David Krah was arrested for drug possession in Philadelphia, and released without posting bail. That arrest somehow triggered a violation of probation for possessing drug paraphernalia in Montgomery County back in 2011 — a case Krah believed had been resolved long ago. Krah said in an affidavit that he was given a choice: plead guilty to the violation and be released on probation again, or stay in jail until the new case is resolved. “I didn’t do anything wrong, and I don’t want to plead guilty,” he wrote, adding that he was assaulted in jail. “I am desperate to return home to my job, my family, and my life.”
Another man, Sung Joo Lee, was sentenced to 48 hours in jail and a year’s probation for driving while intoxicated in Tennessee in 2019 — but then shipped back to Montgomery County in August 2021 because that DUI had violated his probation for a 2015 drug case.
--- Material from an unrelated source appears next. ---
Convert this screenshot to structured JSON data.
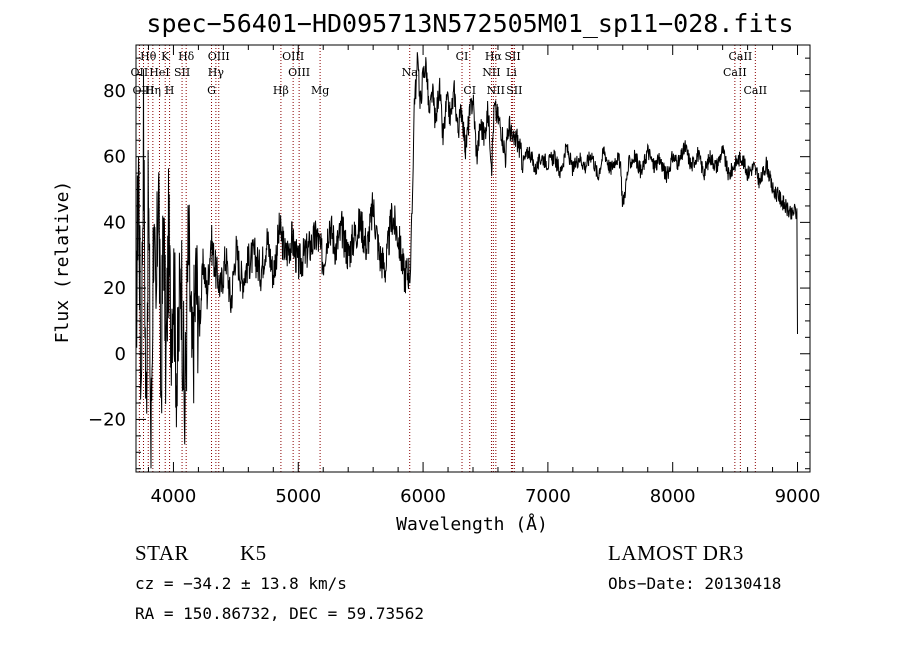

His first child was born while he was locked up, he said in an affidavit. He agreed to a new, three-to-23-month sentence in hopes he can get home to his family before the end of the year.
Taylor said some Pennsylvania counties, including Chester and Allegheny, have shifted away from such practices, starting with the presumption that detention is not necessary unless a person is shown to be a flight risk. In Montgomery County, the lawsuit alleged, people are sometimes jailed for violating “technical” rules of parole like failing to notify a probation officer of a change of employment or address within 72 hours.
The lawsuit asks the court to find Montgomery County in violation of the Constitution’s 14th Amendment and to compel the county to hold “prompt, constitutionally required” hearings. It also posed an open-ended request for “other equitable or remedial relief as the Court may deem just and appropriate.”